La Procuraduría Federal del Consumidor (Profeco) colocó este jueves sellos de suspensión a las aerolíneas Volaris y Viva Aerobús en los aeropuertos de San Luis Potosí y Puerto Vallarta, por cobrar el equipaje de mano y no incluirlo en tarifa básica del boleto.

El pasado lunes la Profeco reiteró su exhorto a las aerolíneas Aeroméxico, Viva Aerobús y Volaris, a detener el cobro indebido que hacen en su tarifa por equipaje de mano, y evitar con ello acciones legales en su contra.
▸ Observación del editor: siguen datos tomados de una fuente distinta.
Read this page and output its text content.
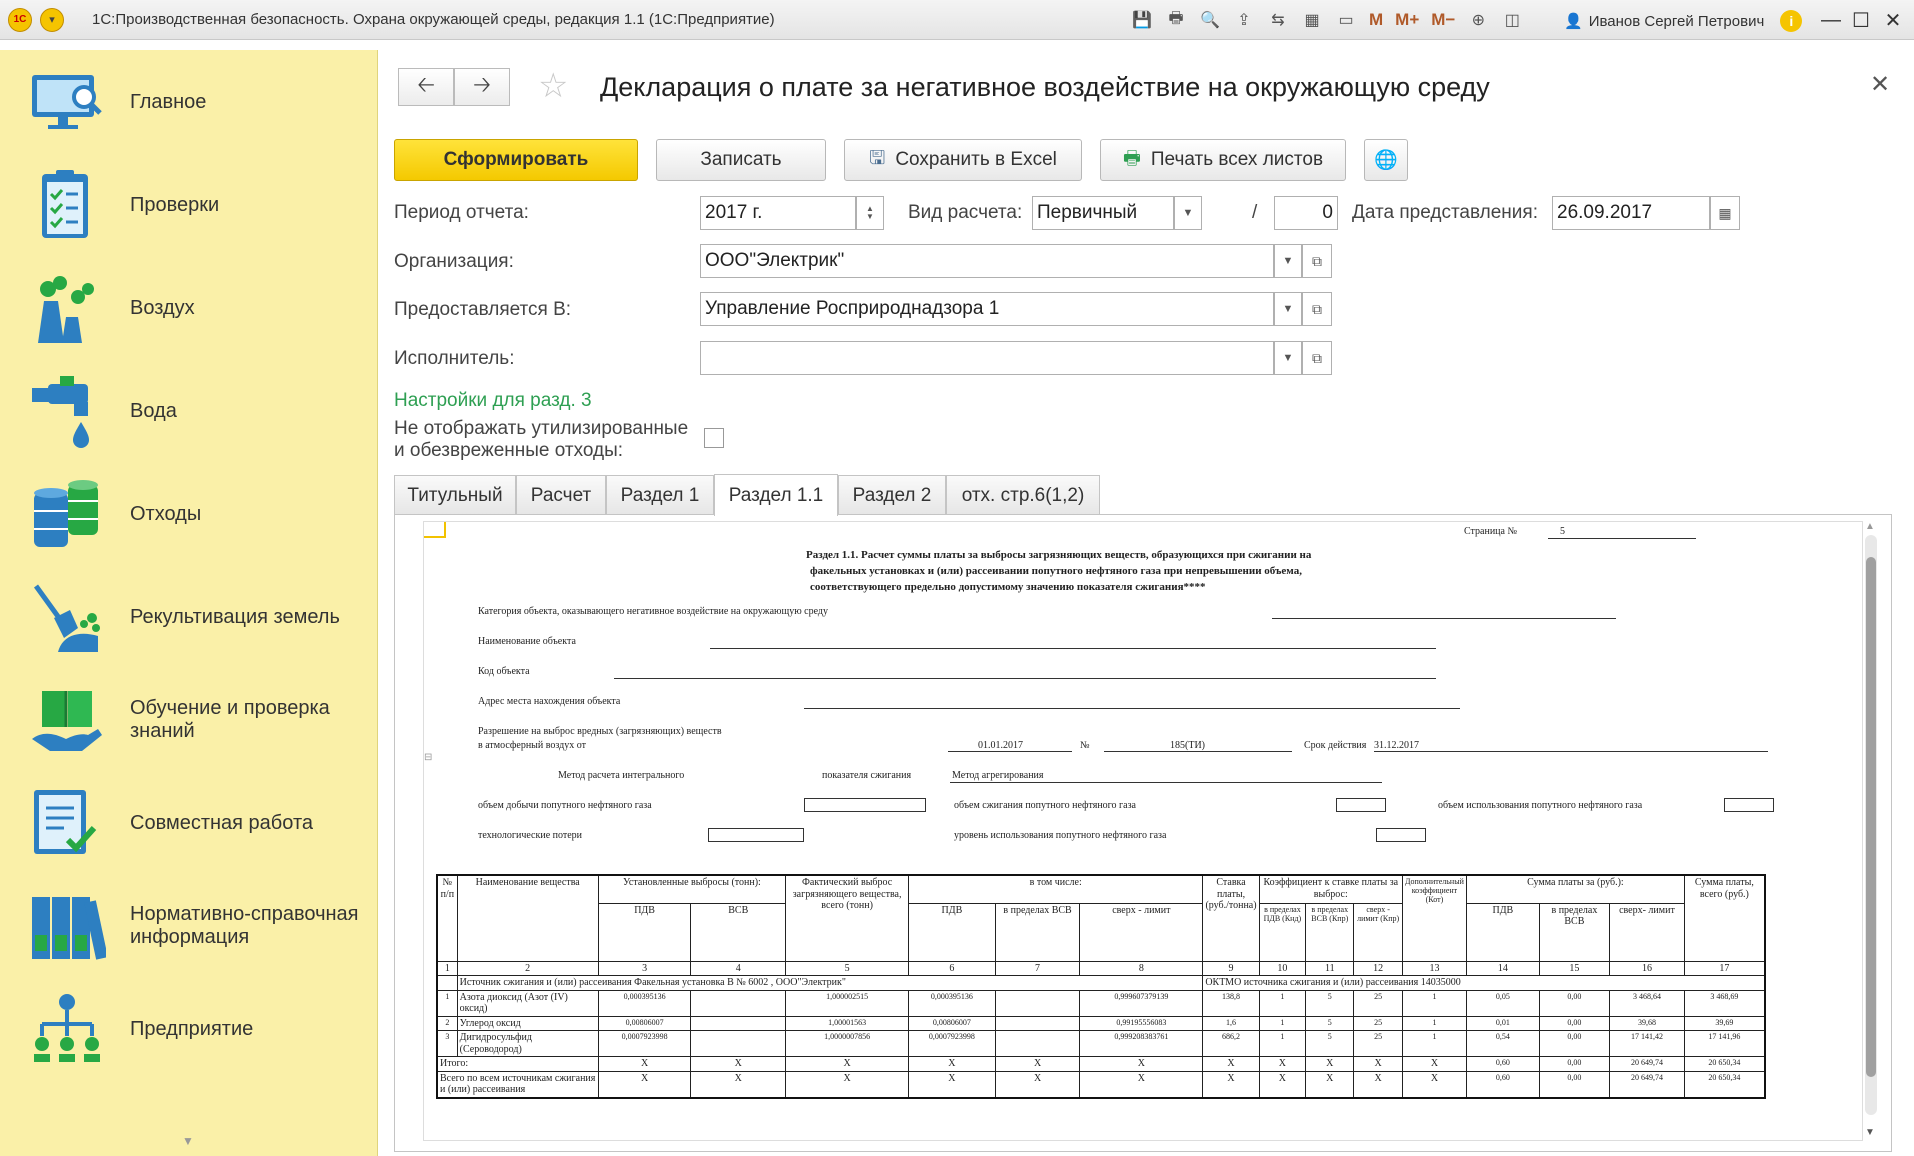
1С	▾	1С:Производственная безопасность. Охрана окружающей среды, редакция 1.1 (1С:Предприятие)	💾	🖶	🔍	⇪	⇆	▦	▭ M M+ M−	⊕	◫	👤 Иванов Сергей Петрович	i	— ☐ ✕
Главное
Проверки
Воздух
Вода
Отходы
Рекультивация земель
Обучение и проверка знаний
Совместная работа
Нормативно-справочная информация
Предприятие
▼
🡠	🡢	☆ Декларация о плате за негативное воздействие на окружающую среду	✕
Сформировать	Записать	🖫 Сохранить в Excel	🖶 Печать всех листов	🌐
Период отчета:	2017 г.	▲
▼	Вид расчета: Первичный	▼	/	0 Дата представления: 26.09.2017	▦
Организация:	ООО"Электрик"	▼	⧉
Предоставляется В:	Управление Росприроднадзора 1	▼	⧉
Исполнитель:	▼	⧉
Настройки для разд. 3
Не отображать утилизированные
и обезвреженные отходы:
Титульный	Расчет	Раздел 1	Раздел 1.1	Раздел 2	отх. стр.6(1,2)
⊟
Страница №	5
Раздел 1.1. Расчет суммы платы за выбросы загрязняющих веществ, образующихся при сжигании на
факельных установках и (или) рассеивании попутного нефтяного газа при непревышении объема,
соответствующего предельно допустимому значению показателя сжигания****
Категория объекта, оказывающего негативное воздействие на окружающую среду
Наименование объекта
Код объекта
Адрес места нахождения объекта
Разрешение на выброс вредных (загрязняющих) веществ
в атмосферный воздух от	01.01.2017	№	185(ТИ)	Срок действия 31.12.2017
Метод расчета интегрального	показателя сжигания	Метод агрегирования
объем добычи попутного нефтяного газа	объем сжигания попутного нефтяного газа	объем использования попутного нефтяного газа
технологические потери	уровень использования попутного нефтяного газа
№ п/п	Наименование вещества	Установленные выбросы (тонн):		Фактический выброс загрязняющего вещества, всего (тонн)	в том числе:			Ставка платы, (руб./тонна)	Коэффициент к ставке платы за выброс:			Дополнительный коэффициент (Кот)	Сумма платы за (руб.):			Сумма платы, всего (руб.)
		ПДВ	ВСВ		ПДВ	в пределах ВСВ	сверх - лимит		в пределах ПДВ (Кнд)	в пределах ВСВ (Кпр)	сверх - лимит (Кпр)		ПДВ	в пределах ВСВ	сверх- лимит	
1	2	3	4	5	6	7	8	9	10	11	12	13	14	15	16	17
	Источник сжигания и (или) рассеивания Факельная установка В № 6002 , ООО"Электрик"							ОКТМО источника сжигания и (или) рассеивания 14035000								
1	Азота диоксид (Азот (IV) оксид)	0,000395136		1,000002515	0,000395136		0,999607379139	138,8	1	5	25	1	0,05	0,00	3 468,64	3 468,69
2	Углерод оксид	0,00806007		1,00001563	0,00806007		0,99195556083	1,6	1	5	25	1	0,01	0,00	39,68	39,69
3	Дигидросульфид (Сероводород)	0,0007923998		1,0000007856	0,0007923998		0,999208383761	686,2	1	5	25	1	0,54	0,00	17 141,42	17 141,96
Итого:		X	X	X	X	X	X	X	X	X	X	X	0,60	0,00	20 649,74	20 650,34
Всего по всем источникам сжигания и (или) рассеивания		X	X	X	X	X	X	X	X	X	X	X	0,60	0,00	20 649,74	20 650,34
▲
▼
Con Aeroméxico se logró conciliar y la aerolínea aceptó incluir, sin costo adicional, equipaje de mano de hasta 10 kilogramos en su tarifa más baja.

En breve la aerolínea modificará en su portal web de ventas los términos de su tarifa.

Sin embargo, Volaris y Viva Aerobús no atendieron el llamado y este jueves la autoridad encargada de velar por los derechos de los consumidores colocó los sellos de suspensión en los mostradores de Viva Aerobús en Puerto Vallarta, y de Volaris en San Luis Potosí y Puerto Vallarta. Así lo dio a conocer la Profeco en un comunicado emitido la tarde de este jueves.

La medida precautoria impuesta implica el inicio de un procedimiento de infracción a la Ley, pero de ninguna manera quiere decir que se suspenda la comercialización de boletos; esto, para no afectar a los consumidores, precisó la Profeco.

El cobro de maleta de mano por parte de las aerolíneas se considera una práctica abusiva, toda vez que el equipaje de mano resulta un elemento inherente al servicio de transportación aérea del pasajero. Por lo tanto, el cobro por maleta de mano violan los derechos de los pasajeros reconocidos en la Constitución Política de los Estados Unidos Mexicanos, la Ley Federal de Protección al Consumidor y la Ley de Aviación Civil, indicó la Profeco.

El artículo 47 Bis, fracción IX, tercer párrafo de la Ley de Aviación Civil, establece que: “el pasajero podrá llevar en cabina hasta dos piezas de equipaje de mano. Las dimensiones de cada una serán de hasta 55 centímetros de largo por 40 centímetros de ancho por 25 centímetros de alto, y el peso de ambas no deberá exceder los diez kilogramos”.

En concordancia con el criterio de la Suprema Corte de Justicia de la Nación, la Profeco determina que el “equipaje de mano”, se constituye como un elemento inherente al servicio de transporte aéreo, pues se parte de la consideración de que el pasajero requiere de ciertas pertenencias mínimas en su lugar de destino.